The majority of tax reform changes went into effect at the beginning of 2018. Here are some tips on how business owners can change up their tax strategy ahead of next year’s tax filing season:

Consider increasing your W-2 withholdings. For entrepreneurs who work a traditional nine-to-five job and run their own business on the side, Helena Swyter, a Chicago-based tax consultant for small businesses and owner of Sweeter CPA, recommended increasing withholdings at work to cover what they’ll owe in self-employment tax on their side business. To have more taken out of each paycheck, owners could drop their number of allowances, change their marital status to “married but withhold at a single rate,” or choose a custom amount for the employer to hold at the end of each pay period, Swyter said.

“It will probably result in them setting aside too much money, but that’s never a bad place to be,” she said. “Everyone would like to get a refund.”

File your taxes quarterly. Many small business owners or self-employed workers already follow this strategy — and for good reason, too. Filing quarterly taxes throughout the year helps small business owners avoid getting hit with a large lump sum tax bill in 2019, Swyter said. Quarterly payments are based on earnings made during the periods of January through March, April through June, July through September and October through December, according to the Small Business Administration.

To submit quarterly tax payments, check out this guide from the IRS.

Send contractors 1099 forms.

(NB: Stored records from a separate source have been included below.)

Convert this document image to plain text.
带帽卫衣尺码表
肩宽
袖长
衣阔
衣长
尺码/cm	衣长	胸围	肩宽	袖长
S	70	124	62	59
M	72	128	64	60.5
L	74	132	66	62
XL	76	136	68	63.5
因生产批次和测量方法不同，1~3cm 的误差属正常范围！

If you pay an independent contractor at least $600, you must send them a 1099 form before Jan. 31 of the following year. Art Steele, a Virginia-based small business tax and law expert, told LendingTree she advises her clients to send the forms to contractors immediately along with their invoice. Passing along forms throughout the year would help business owners avoid scrambling in January to get in touch with contractors, Steele said.

Don’t forget about the health care requirement. Before filing next year, business owners should be aware that they could be penalized for not providing qualified health insurance during each month of 2018. The provision of the Affordable Care Act requiring businesses with 50 or more employees to provide health care coverage doesn’t expire until the 2018 tax season, Swyter said.

“There’s definitely a lot of confusion out there” she said. Several of Swyter’s clients were under the impression that the new tax bill immediately upended the ACA’s health care mandate, but it remains in effect through 2018.

Consider whether to take the standard deduction or itemize. Taxpayers typically have the choice to either choose the standard deduction, which is the portion of income protected from taxation, or itemize their deductions, choosing which items may be deducted from their taxable income. With the tax reform, the standard deduction nearly doubled for most taxpayers, which means it may make less sense for many to itemize.

Small business owners who operate a sole proprietorship, LLC or an S-corporation are able to deduct any business expense from the total amount of money they made, as they have in previous years, Steele said, so there’s no incentive for them to itemize.

Most people would likely choose the standard deduction rather than itemizing, Swyter said, which would eliminate an itemized tax form and simplify their return.

“Most people are waiting to see how it pans out,” Swyter said.

As always, consult with a trusted tax professional or accountant throughout the year before engaging in any specific strategy. This material has been prepared for informational purposes only, and is not intended to provide, and should not be relied on for, tax, legal or accounting advice.